状況に応じて電圧(防御力)を調整し、エネルギー消費の効率化を図ると言う機能は、単純に考えれば非常に有用な機能である。しかし、この電圧調整はTP装甲の様に攻撃を感知して行われるものではなく、パイロットが任意に変更するか、何らかのパターン(例えばシルエットの変更)がない限り行われないようである。シルエットを持ったインパルス以外の機体で戦闘中にVPS装甲の電圧調整を行ったのはテスタメントとストライクE(ノワールストライカーを破棄したため)だけ(ガイアは出撃前に電圧設定を変えている)で、劇中状況に応じて使い分けることが出来たパイロットはとても少なく、たいてい出撃時から交戦終了まで、一貫して同じ電圧で戦い続ける場合が多かった。実際、めまぐるしく状況が変わる戦闘中にそのつど電圧を調整すると言う行為はMSの操縦の妨げにも繋がりかねず、電圧調整の機能を実戦で有効活用するためには、まだまだ一考の余地があると言わざるを得ない。今のところはエネルギー消費の効率化よりも、その副次効果である変色を利用して機体のカラーリングの変更に使用されるケースが多い様である。

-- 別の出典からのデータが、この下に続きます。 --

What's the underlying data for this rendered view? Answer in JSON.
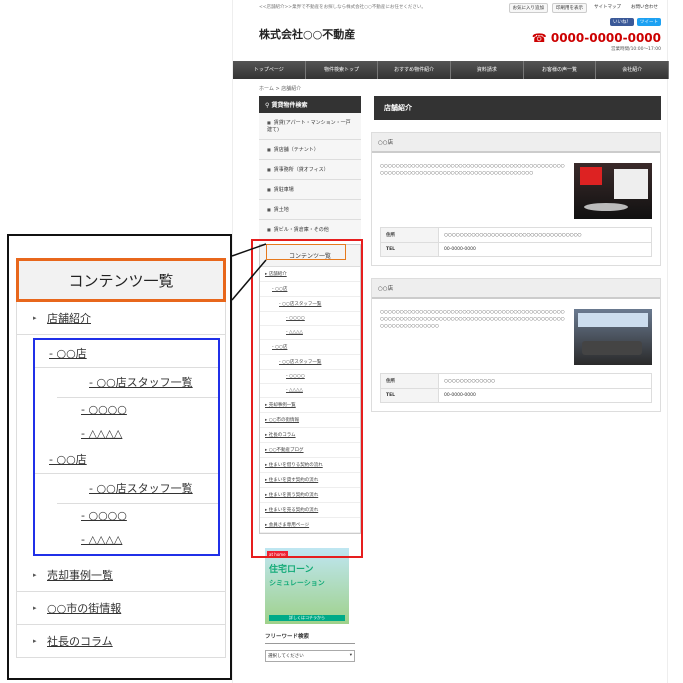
{
  "site": {
    "tagline": "<<店舗紹介>>業界で不動産をお探しなら株式会社○○不動産にお任せください。",
    "util": [
      "お気に入り追加",
      "印刷用を表示",
      "サイトマップ",
      "お問い合わせ"
    ],
    "social": [
      "いいね！",
      "ツイート"
    ],
    "logo": "株式会社○○不動産",
    "phone": "0000-0000-0000",
    "phone_hours": "営業時間/10:00〜17:00",
    "nav": [
      "トップページ",
      "物件検索トップ",
      "おすすめ物件紹介",
      "資料請求",
      "お客様の声一覧",
      "会社紹介"
    ],
    "breadcrumb": "ホーム  >  店舗紹介",
    "colors": {
      "nav": "#333333",
      "highlight_red": "#e61e1e",
      "highlight_orange": "#e8671c",
      "highlight_blue": "#2030e8",
      "phone": "#cc0000"
    }
  },
  "sidebar": {
    "search_title": "賃貸物件検索",
    "categories": [
      "賃貸(アパート・マンション・一戸建て)",
      "賃店舗（テナント）",
      "賃事務所（貸オフィス）",
      "賃駐車場",
      "賃土地",
      "賃ビル・賃倉庫・その他"
    ],
    "contents_title": "コンテンツ一覧",
    "contents": [
      {
        "label": "店舗紹介",
        "level": 0
      },
      {
        "label": "○○店",
        "level": 1
      },
      {
        "label": "○○店スタッフ一覧",
        "level": 2
      },
      {
        "label": "○○○○",
        "level": 3
      },
      {
        "label": "△△△△",
        "level": 3
      },
      {
        "label": "○○店",
        "level": 1
      },
      {
        "label": "○○店スタッフ一覧",
        "level": 2
      },
      {
        "label": "○○○○",
        "level": 3
      },
      {
        "label": "△△△△",
        "level": 3
      },
      {
        "label": "売却事例一覧",
        "level": 0
      },
      {
        "label": "○○市の街情報",
        "level": 0
      },
      {
        "label": "社長のコラム",
        "level": 0
      },
      {
        "label": "○○不動産ブログ",
        "level": 0
      },
      {
        "label": "住まいを借りる契約の流れ",
        "level": 0
      },
      {
        "label": "住まいを貸す契約の流れ",
        "level": 0
      },
      {
        "label": "住まいを買う契約の流れ",
        "level": 0
      },
      {
        "label": "住まいを売る契約の流れ",
        "level": 0
      },
      {
        "label": "会員さま専用ページ",
        "level": 0
      }
    ],
    "banner": {
      "brand": "at home",
      "line1": "住宅ローン",
      "line2": "シミュレーション",
      "cta": "詳しくはコチラから"
    },
    "freeword_title": "フリーワード検索",
    "freeword_select": "選択してください"
  },
  "main": {
    "title": "店舗紹介",
    "stores": [
      {
        "name": "○○店",
        "text": "○○○○○○○○○○○○○○○○○○○○○○○○○○○○○○○○○○○○○○○○○○○○○○○○○○○○○○○○○○○○○○○○○○○○○○○○○○○○○○○○○○○○○○",
        "address_label": "住所",
        "address": "○○○○○○○○○○○○○○○○○○○○○○○○○○○○○○○○○○○",
        "tel_label": "TEL",
        "tel": "00-0000-0000"
      },
      {
        "name": "○○店",
        "text": "○○○○○○○○○○○○○○○○○○○○○○○○○○○○○○○○○○○○○○○○○○○○○○○○○○○○○○○○○○○○○○○○○○○○○○○○○○○○○○○○○○○○○○○○○○○○○○○○○○○○○○○○○○○○○",
        "address_label": "住所",
        "address": "○○○○○○○○○○○○○",
        "tel_label": "TEL",
        "tel": "00-0000-0000"
      }
    ]
  },
  "zoom": {
    "title": "コンテンツ一覧",
    "top_items": [
      "店舗紹介"
    ],
    "group": [
      {
        "store": "○○店",
        "staff": "○○店スタッフ一覧",
        "members": [
          "○○○○",
          "△△△△"
        ]
      },
      {
        "store": "○○店",
        "staff": "○○店スタッフ一覧",
        "members": [
          "○○○○",
          "△△△△"
        ]
      }
    ],
    "bottom_items": [
      "売却事例一覧",
      "○○市の街情報",
      "社長のコラム"
    ]
  }
}
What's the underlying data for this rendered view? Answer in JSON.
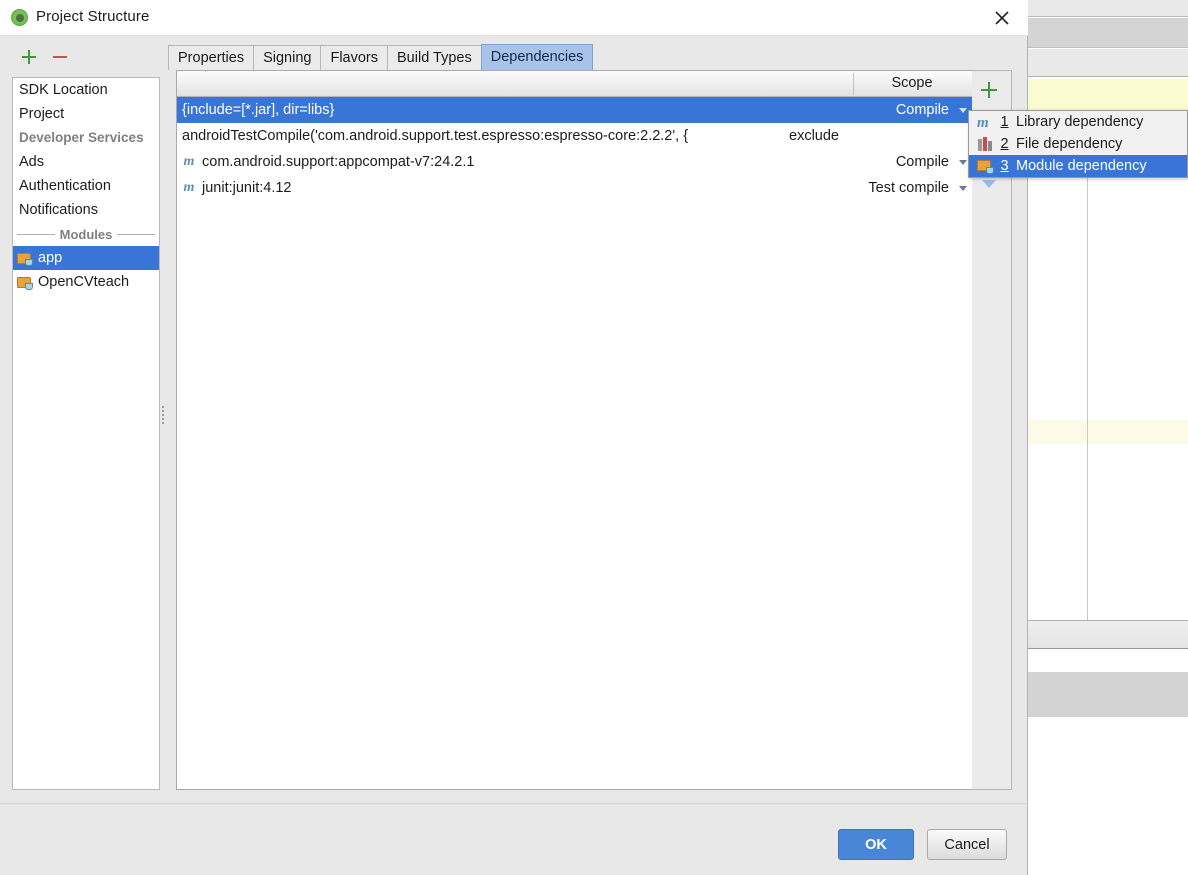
{
  "window": {
    "title": "Project Structure",
    "icon": "android-studio-icon",
    "close_label": "✕"
  },
  "toolbar": {
    "add_label": "+",
    "remove_label": "−"
  },
  "sidebar": {
    "items": [
      {
        "label": "SDK Location",
        "type": "item",
        "selected": false
      },
      {
        "label": "Project",
        "type": "item",
        "selected": false
      },
      {
        "label": "Developer Services",
        "type": "group",
        "selected": false
      },
      {
        "label": "Ads",
        "type": "item",
        "selected": false
      },
      {
        "label": "Authentication",
        "type": "item",
        "selected": false
      },
      {
        "label": "Notifications",
        "type": "item",
        "selected": false
      }
    ],
    "modules_separator": "Modules",
    "modules": [
      {
        "label": "app",
        "icon": "module-folder-icon",
        "selected": true
      },
      {
        "label": "OpenCVteach",
        "icon": "module-folder-icon",
        "selected": false
      }
    ]
  },
  "tabs": [
    {
      "label": "Properties",
      "active": false
    },
    {
      "label": "Signing",
      "active": false
    },
    {
      "label": "Flavors",
      "active": false
    },
    {
      "label": "Build Types",
      "active": false
    },
    {
      "label": "Dependencies",
      "active": true
    }
  ],
  "table": {
    "columns": [
      {
        "label": "",
        "key": "name"
      },
      {
        "label": "Scope",
        "key": "scope"
      }
    ],
    "rows": [
      {
        "icon": "",
        "name": "{include=[*.jar], dir=libs}",
        "mid": "",
        "scope": "Compile",
        "selected": true,
        "has_caret": true
      },
      {
        "icon": "",
        "name": "androidTestCompile('com.android.support.test.espresso:espresso-core:2.2.2', {",
        "mid": "exclude",
        "scope": "",
        "selected": false,
        "has_caret": false
      },
      {
        "icon": "m",
        "name": "com.android.support:appcompat-v7:24.2.1",
        "mid": "",
        "scope": "Compile",
        "selected": false,
        "has_caret": true
      },
      {
        "icon": "m",
        "name": "junit:junit:4.12",
        "mid": "",
        "scope": "Test compile",
        "selected": false,
        "has_caret": true
      }
    ]
  },
  "table_buttons": {
    "add_label": "+",
    "down_label": "▼"
  },
  "popup_menu": {
    "items": [
      {
        "num": "1",
        "label": "Library dependency",
        "icon": "maven-m-icon",
        "highlight": false
      },
      {
        "num": "2",
        "label": "File dependency",
        "icon": "books-icon",
        "highlight": false
      },
      {
        "num": "3",
        "label": "Module dependency",
        "icon": "module-folder-icon",
        "highlight": true
      }
    ]
  },
  "footer": {
    "ok_label": "OK",
    "cancel_label": "Cancel"
  },
  "colors": {
    "selection_blue": "#3875d7",
    "tab_active": "#a7c3e9",
    "ok_button": "#4a86d8",
    "plus_green": "#3f9a3f",
    "minus_red": "#c0554d",
    "editor_highlight": "#fbfbd2"
  }
}
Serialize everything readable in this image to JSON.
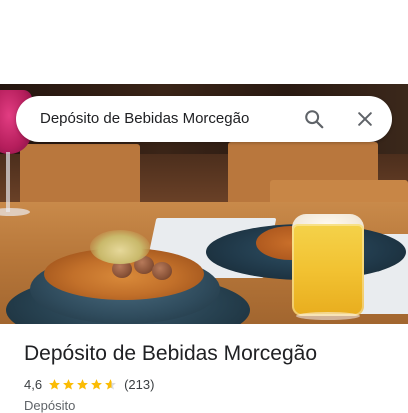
{
  "search": {
    "query": "Depósito de Bebidas Morcegão",
    "search_icon": "search-icon",
    "close_icon": "close-icon"
  },
  "place": {
    "name": "Depósito de Bebidas Morcegão",
    "rating": "4,6",
    "rating_value": 4.6,
    "review_count": "(213)",
    "category": "Depósito"
  },
  "colors": {
    "star": "#fbbc04",
    "text_primary": "#202124",
    "text_secondary": "#5f6368"
  }
}
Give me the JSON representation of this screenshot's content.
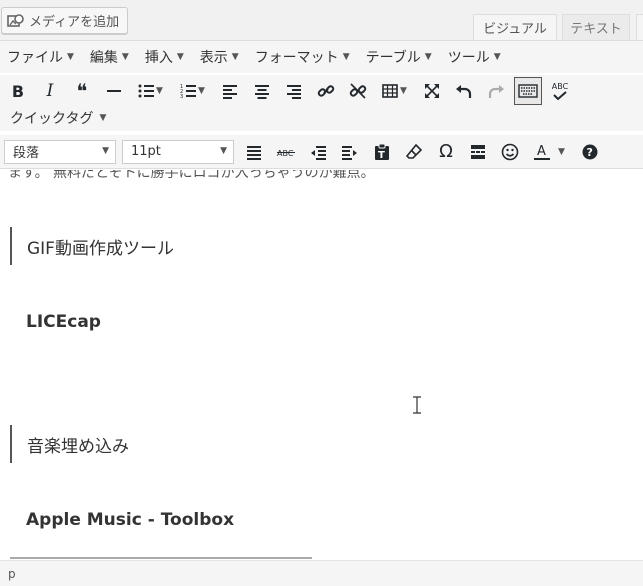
{
  "top": {
    "add_media_label": "メディアを追加",
    "tab_visual": "ビジュアル",
    "tab_text": "テキスト"
  },
  "menu": [
    {
      "label": "ファイル"
    },
    {
      "label": "編集"
    },
    {
      "label": "挿入"
    },
    {
      "label": "表示"
    },
    {
      "label": "フォーマット"
    },
    {
      "label": "テーブル"
    },
    {
      "label": "ツール"
    }
  ],
  "toolbar": {
    "bold": "B",
    "italic": "I",
    "quote": "❝",
    "quicktag": "クイックタグ",
    "format_select": "段落",
    "size_select": "11pt",
    "spellcheck_label": "ABC"
  },
  "content": {
    "cut_text": "ます。 無料だとそトに勝手にロゴが入っちゃうのが難点。",
    "heading1": "GIF動画作成ツール",
    "tool1": "LICEcap",
    "heading2": "音楽埋め込み",
    "tool2": "Apple Music - Toolbox"
  },
  "status": {
    "path": "p"
  }
}
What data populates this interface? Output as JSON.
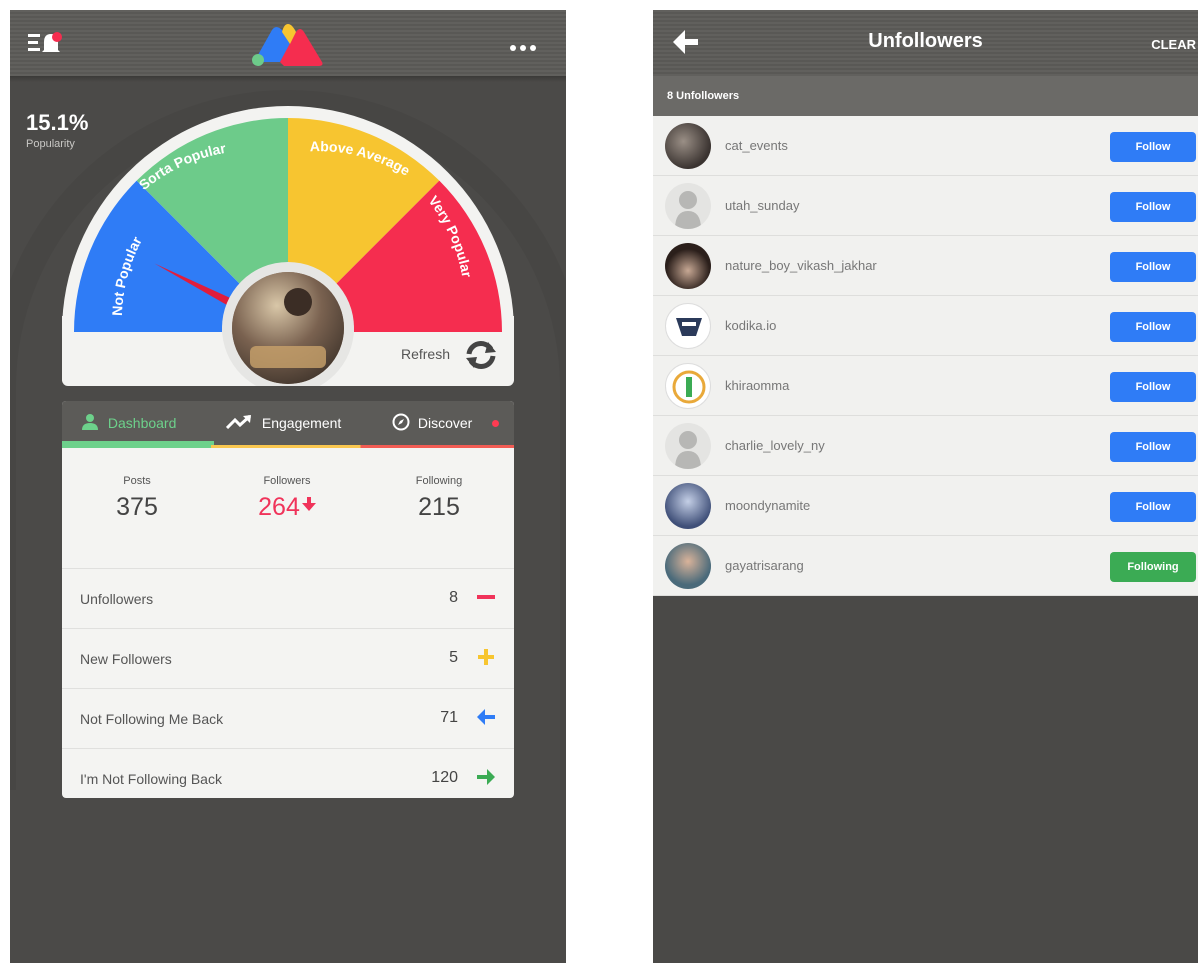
{
  "dashboard": {
    "popularity_value": "15.1%",
    "popularity_label": "Popularity",
    "popularity_fraction": 0.151,
    "gauge_segments": [
      {
        "label": "Not Popular",
        "color": "#2f7cf6"
      },
      {
        "label": "Sorta Popular",
        "color": "#6dcb8a"
      },
      {
        "label": "Above Average",
        "color": "#f7c530"
      },
      {
        "label": "Very Popular",
        "color": "#f52d4f"
      }
    ],
    "refresh_label": "Refresh",
    "tabs": [
      {
        "label": "Dashboard",
        "icon": "person-icon"
      },
      {
        "label": "Engagement",
        "icon": "trending-up-icon"
      },
      {
        "label": "Discover",
        "icon": "compass-icon"
      }
    ],
    "stats": {
      "posts_label": "Posts",
      "posts_value": "375",
      "followers_label": "Followers",
      "followers_value": "264",
      "following_label": "Following",
      "following_value": "215"
    },
    "rows": [
      {
        "label": "Unfollowers",
        "value": "8",
        "icon": "minus-icon",
        "color": "#f0335a"
      },
      {
        "label": "New Followers",
        "value": "5",
        "icon": "plus-icon",
        "color": "#f7c530"
      },
      {
        "label": "Not Following Me Back",
        "value": "71",
        "icon": "arrow-left-icon",
        "color": "#2f7cf6"
      },
      {
        "label": "I'm Not Following Back",
        "value": "120",
        "icon": "arrow-right-icon",
        "color": "#3bab54"
      }
    ]
  },
  "unfollowers": {
    "title": "Unfollowers",
    "clear_label": "CLEAR",
    "count_label": "8 Unfollowers",
    "users": [
      {
        "username": "cat_events",
        "button": "Follow"
      },
      {
        "username": "utah_sunday",
        "button": "Follow"
      },
      {
        "username": "nature_boy_vikash_jakhar",
        "button": "Follow"
      },
      {
        "username": "kodika.io",
        "button": "Follow"
      },
      {
        "username": "khiraomma",
        "button": "Follow"
      },
      {
        "username": "charlie_lovely_ny",
        "button": "Follow"
      },
      {
        "username": "moondynamite",
        "button": "Follow"
      },
      {
        "username": "gayatrisarang",
        "button": "Following"
      }
    ]
  }
}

色と防御力の関係は薄い色のほうが防御力が低く、濃いほうが高いとされており、濃くなるごとにエネルギー消費量も増大する。インパルスの場合緑→青→赤の順、テスタメントの場合は白→赤の順でで強度が上昇している。ストライクルージュやテスタメントの例から赤系統=防御力が高いとされている。また、ストライクノワールのベースとなったストライクもパワーエクステンダー搭載時にオリジナルの色から黒色へ変化しており、電力に余裕がある機体はコックピット周辺を黒色や紺色を使用していることから、これらも防御力は高いと思われる(消費の激しいブラストインパルスも黒だが、これは全体の防御力を下げた代わりに、逆にコックピット周辺の防御力を上げ、砲火からパイロットを守るためと思われる)。逆にバイタルエリア以外の箇所(四肢や頭部など)は白色が多用されている。
しかし、白色だろうと赤色だろうと、実体弾によってPS装甲が破損したケースは劇中では存在せず、濃い色は必要以上に電力を消費するだけの「過剰防衛」と言えなくも無い。

ちなみに、ヴァリアブルフェイズシフト装甲はビームに対しても多少耐久力がついたと説明される事もあるが、ヴァリアブルフェイズシフト装甲を持つセカンドステージシリーズ、インパルス、ガイア、カオス、アビス、セイバーの全てがビームサーベルやビームライフルといった特別高出力ではないビーム兵器の一撃で損傷、破壊されており、やはり実戦で有利に働くほどのレベルには達していないようである。

民生品

本来、フェイズシフト素材は生産に大規模な施設が必要な上に生産コストが高いため、軍用以外には使用されていなかったが、ザフトのジェネシスαを接収して本部にしたジャンク屋組合が、ジェネシスαの外壁に使われていたフェイズシフト装甲を加工して民生品として売り出している。

例としてあげるなら、自動車のフレームをフェイズシフト素材にして、事故の衝撃を感知したら通電して搭乗者を守るといった使い道がある。